Because estimating revenue is such a specious proposition in this era of subscriptions and deep discounting, we have elected not to rank these retailers. Instead, we have relied on extensive research and interviews with studio executives, analysts, researchers and actual retailers to come up what we believe is an accurate list of the Top 10 home entertainment retailers, and have listed them alphabetically.
We’re already getting some great feedback, so in all likelihood we’ll do this again next year. And who knows — perhaps this will become an annual tradition, just like our Top 100 once was.
Redbox has always been a successful fluke — a company that began renting discs at a time when everyone else was selling them, out of vending machines long after such a concept had been tried, tested and tossed by grocers back in the VHS era.
But Redbox confounded the “experts” and was a smashing success, playing into those key drivers of consumer habits, convenience (right outside Walmart or inside the supermarket) and cheap (a buck a night, initially; now $1.50).
I remember when Redbox used to give studio executives almost as many headaches as Netflix, triggering sales bans, lawsuits and, ultimately, the current wave of 28-day holdbacks from Warner Bros., 20th Century Fox and Universal Pictures.
But after years of flying high, Redbox has begun a rather rapid descent. Outerwall, Redbox’s owner, recently announced that in the fourth quarter of 2015 revenue was down 17% and movie rentals were down by an even higher percentage. Rentals are expected to decline an additional 15% to 20% in 2016, prompting Outerwall to scale back its fleet of vending machines, cutting out as many as 2,000 of its 35,000 red kiosks.
What I can’t figure out is why Outerwall doesn’t tap into its most precious asset — gobs of consumer data — and do something with it. Oh, sure, the company has jumped on the data analytics bandwagon like everyone else and is using a data visualization tool to figure out the best places to put new kiosks.
But that only affects the company’s current business model, which shows every sign of cratering.
Redbox/Outerwall needs a strategy session in which the company can figure out a smart, sensible approach to tap into the digital marketplace. I know, I know — the last time Redbox tried getting into electronic delivery things didn’t work out so well. In partnership with Verizon, Redbox in March 2013 launched a subscription streaming service that was a disaster, chiefly because the ill-conceived venture took aim at Netflix without any sort of superior value proposition.

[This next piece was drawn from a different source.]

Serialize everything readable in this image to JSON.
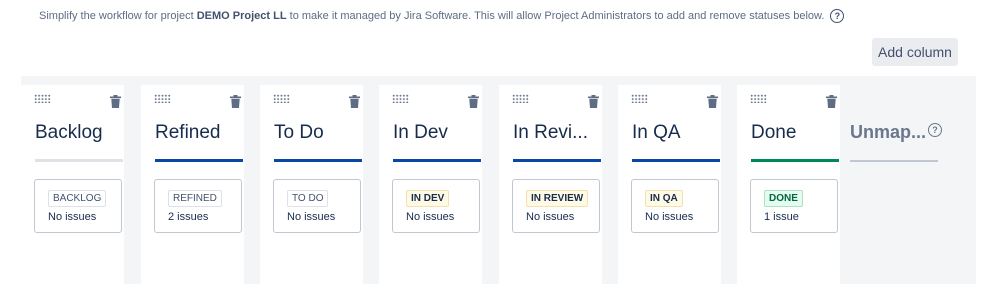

As I wrote in October 2014, when “Redbox Instant by Verizon” — catchy name, eh? — was mercifully shuttered, “Generally, if you take aim at a competitor, you build a better mousetrap, as they say. Apple entered the cell phone market with the iPhone; Sony jumped into the video game business with the PlayStation.”
But now, opportunity is knocking once again. Electronic sellthrough and transactional VOD are good options to deliver to Redbox's 35 million emails, although questions remain about how tech-savvy their customers are. Regardless — I’m sure the studios would wholeheartedly support such a move, since they’ve been trying for years to develop a viable EST business through early release windows and other incentives to the consumer. So far, there’s been just one real success story, Apple’s iTunes.
Redbox could harness its many years’ worth of consumer data and offer its customers the chance to buy (or stream, on an a la carte basis) movies in a way that’s even simpler, and easier, than sticking a credit card into a vending machine. It would take time and a smart, measured approach, with data-driven micromarketing and sensible pricing.
But it’s certainly worth considering, and soon. Time is running out. The smaller Redbox’s existing business gets, the less consumer data there is to mine. And while Redbox vending machines won’t disappear overnight — it’s a still a cheap and easy proposition, compared to other entertainment alternatives — the digital migration is accelerating.
And businesses that want to be around five, three, even two years in the future had better climb board — now.